José Meireles Graça, Pensões e casas de passe:

A reforma não poderá consistir, como querem os liberais livrescos e ingénuos, num sistema de capitalização puro, porque há o peso da tradição e a mole imensa dos pensionistas actuais; e nem para os recém-chegados ao trabalho, a meu ver, seria desejável confiar no imenso bordel da Finança, porque os que hoje reclamam liberdade seriam os mesmos a reclamar auxílio no futuro longínquo, se a corja de ineptos, parasitas e sanguessugas que constituem a ilustre corporação dos banqueiros, supervisores incluídos, desse a prazo com os burros na água, como fatalmente, tarde ou cedo, aconteceria.

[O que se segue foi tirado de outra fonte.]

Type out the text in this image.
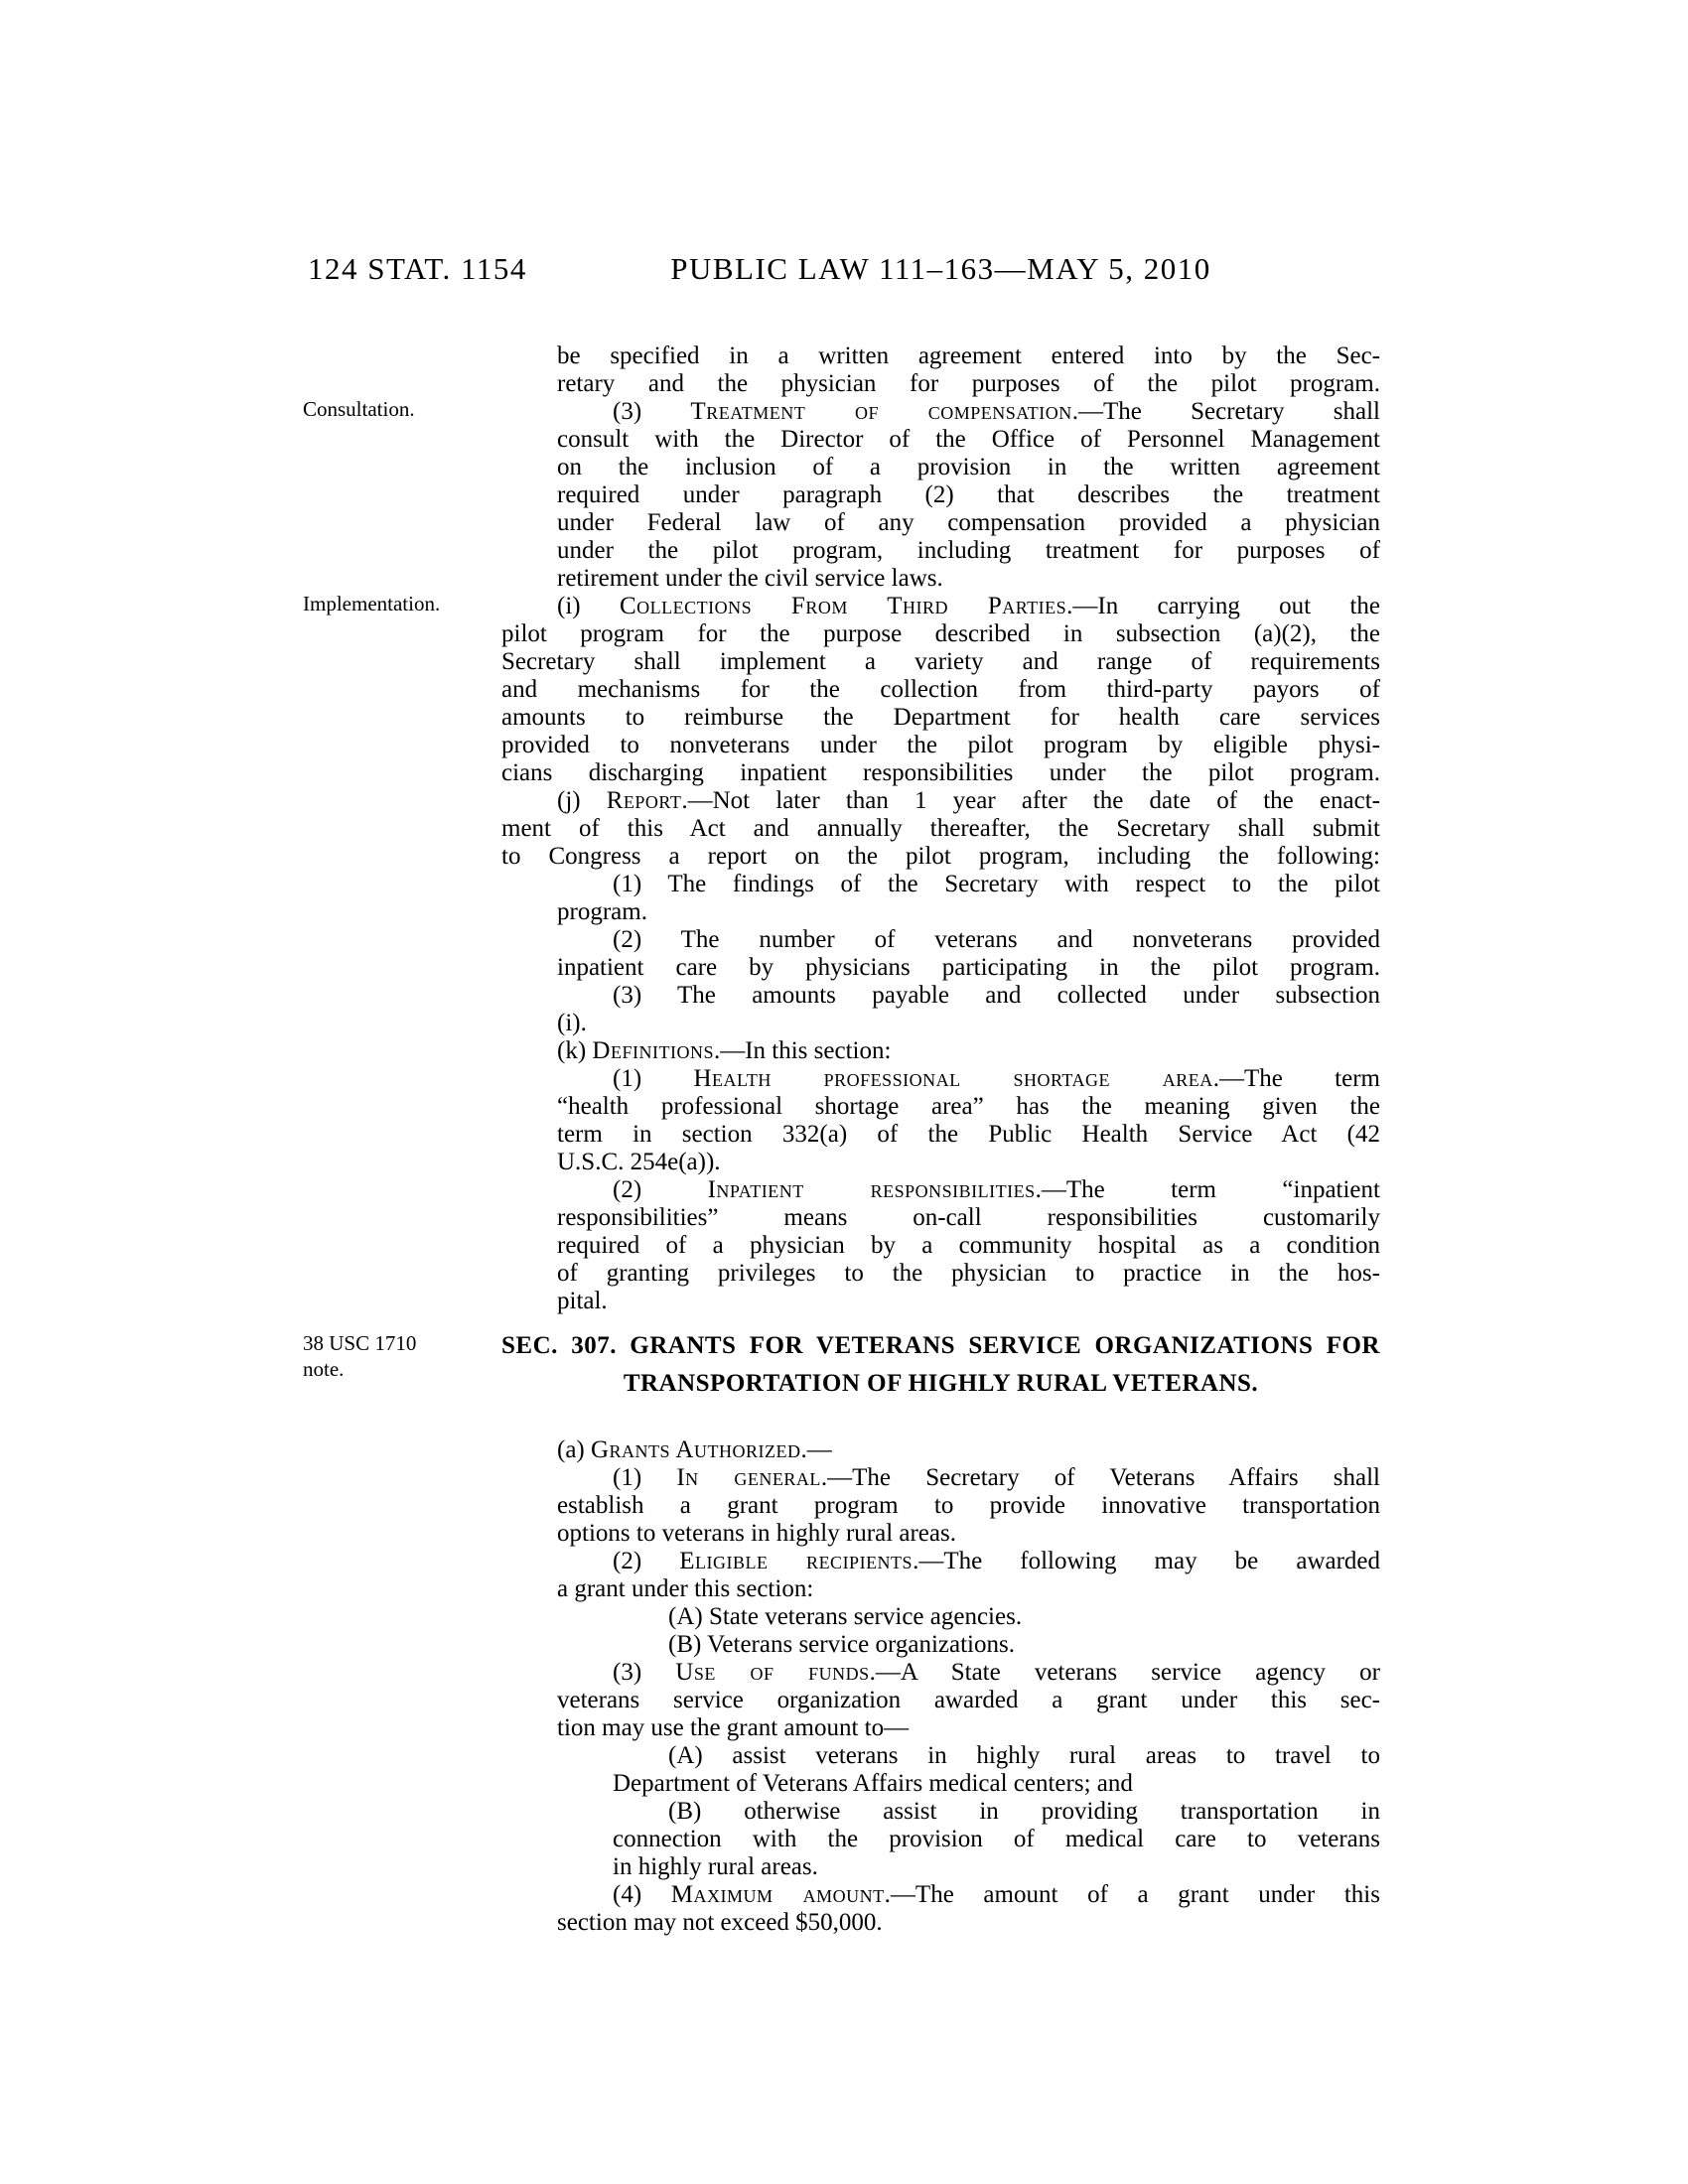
124 STAT. 1154	PUBLIC LAW 111–163—MAY 5, 2010
Consultation.
Implementation.
38 USC 1710
note.
be specified in a written agreement entered into by the Sec-
retary and the physician for purposes of the pilot program.
(3) Treatment of compensation.—The Secretary shall
consult with the Director of the Office of Personnel Management
on the inclusion of a provision in the written agreement
required under paragraph (2) that describes the treatment
under Federal law of any compensation provided a physician
under the pilot program, including treatment for purposes of
retirement under the civil service laws.
(i) Collections From Third Parties.—In carrying out the
pilot program for the purpose described in subsection (a)(2), the
Secretary shall implement a variety and range of requirements
and mechanisms for the collection from third-party payors of
amounts to reimburse the Department for health care services
provided to nonveterans under the pilot program by eligible physi-
cians discharging inpatient responsibilities under the pilot program.
(j) Report.—Not later than 1 year after the date of the enact-
ment of this Act and annually thereafter, the Secretary shall submit
to Congress a report on the pilot program, including the following:
(1) The findings of the Secretary with respect to the pilot
program.
(2) The number of veterans and nonveterans provided
inpatient care by physicians participating in the pilot program.
(3) The amounts payable and collected under subsection
(i).
(k) Definitions.—In this section:
(1) Health professional shortage area.—The term
“health professional shortage area” has the meaning given the
term in section 332(a) of the Public Health Service Act (42
U.S.C. 254e(a)).
(2) Inpatient responsibilities.—The term “inpatient
responsibilities” means on-call responsibilities customarily
required of a physician by a community hospital as a condition
of granting privileges to the physician to practice in the hos-
pital.
SEC. 307. GRANTS FOR VETERANS SERVICE ORGANIZATIONS FOR
TRANSPORTATION OF HIGHLY RURAL VETERANS.
(a) Grants Authorized.—
(1) In general.—The Secretary of Veterans Affairs shall
establish a grant program to provide innovative transportation
options to veterans in highly rural areas.
(2) Eligible recipients.—The following may be awarded
a grant under this section:
(A) State veterans service agencies.
(B) Veterans service organizations.
(3) Use of funds.—A State veterans service agency or
veterans service organization awarded a grant under this sec-
tion may use the grant amount to—
(A) assist veterans in highly rural areas to travel to
Department of Veterans Affairs medical centers; and
(B) otherwise assist in providing transportation in
connection with the provision of medical care to veterans
in highly rural areas.
(4) Maximum amount.—The amount of a grant under this
section may not exceed $50,000.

Isto, claro, dentro dos limites de uma pensão pequena ou média; porque deveria haver uma pensão pública máxima, e por conseguinte uma contribuição máxima, que cada um poderia alargar, em complemento, correndo os riscos que entendesse.
A reforma far-se-á, pois, assim ou assado, com consenso ou sem ele, porque a demografia, a emigração, a imigração, o crescimento económico, a esperança de vida, o impõem. E quem tiver juízo e ainda contar trabalhar mais de uma dúzia de anos sabe que, provavelmente, só se reformará aos setenta e que quanto mais tempo passar menor será a percentagem do seu último vencimento que lhe será atribuída como pensão.